The decision comes a little more than a year after the conference, and after lengthy discussions between the UK government, local authorities and the public.
The Cumbria County Council had also approved the plan three times, but it backtracked its decision last February and called for a planning inquiry, effectively shifting the decision to the national government.
The Whitehaven mine, also known as the Woodhouse Colliery, is scheduled to operate until 2049, which is just a year before the UK’s self-imposed deadline to slash greenhouse gas emissions to net zero (emitting as little greenhouse gas as possible, and offsetting any emissions that cannot be avoided).
According to the International Energy Agency, investment into new fossil fuels infrastructure must stop immediately if the world wants any chance of achieving net zero by 2050. The latest climate science shows that achieving net zero by mid-century is necessary to keep temperatures from rising well above 1.5 degrees Celsius, compared with pre-industrial times.
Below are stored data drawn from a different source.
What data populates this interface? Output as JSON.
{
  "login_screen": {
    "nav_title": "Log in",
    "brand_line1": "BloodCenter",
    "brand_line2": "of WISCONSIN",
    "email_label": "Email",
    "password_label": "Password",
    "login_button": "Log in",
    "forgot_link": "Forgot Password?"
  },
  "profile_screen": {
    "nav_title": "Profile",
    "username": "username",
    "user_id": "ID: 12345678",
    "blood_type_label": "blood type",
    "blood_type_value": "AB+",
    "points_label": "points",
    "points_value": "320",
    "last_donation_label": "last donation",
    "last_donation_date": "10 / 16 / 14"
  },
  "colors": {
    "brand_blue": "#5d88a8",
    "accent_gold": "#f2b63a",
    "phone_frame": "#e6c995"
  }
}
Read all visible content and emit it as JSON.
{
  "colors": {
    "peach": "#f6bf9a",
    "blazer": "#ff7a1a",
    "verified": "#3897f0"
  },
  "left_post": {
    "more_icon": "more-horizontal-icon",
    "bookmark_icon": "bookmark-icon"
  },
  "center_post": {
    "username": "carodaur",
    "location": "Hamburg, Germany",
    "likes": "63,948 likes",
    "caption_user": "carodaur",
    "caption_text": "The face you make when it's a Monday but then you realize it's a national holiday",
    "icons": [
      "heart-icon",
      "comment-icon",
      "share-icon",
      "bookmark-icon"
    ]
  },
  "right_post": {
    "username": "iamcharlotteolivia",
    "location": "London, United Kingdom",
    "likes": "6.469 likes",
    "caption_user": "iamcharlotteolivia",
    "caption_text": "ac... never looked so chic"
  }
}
Beyond that threshold, the world will face climate crisis impacts that could take millennia to correct, or could be irreversible altogether.
Climate activists have protested against the project, while West Cumbria Mining, which is developing the mine, said the project would bring hundreds of new jobs into a struggling region. Its opponents argue these jobs may not be secure, given the huge momentum in Europe to phase out coal.
“Opening a coal mine in Cumbria is investing in 1850s technology and does not look forward to the 2030s low carbon local energy future,” Stuart Haszeldine, a professor at the School of GeoSciences at the University of Edinburgh, said in a statement.
CNN’s Angela Dewan contributed to this report.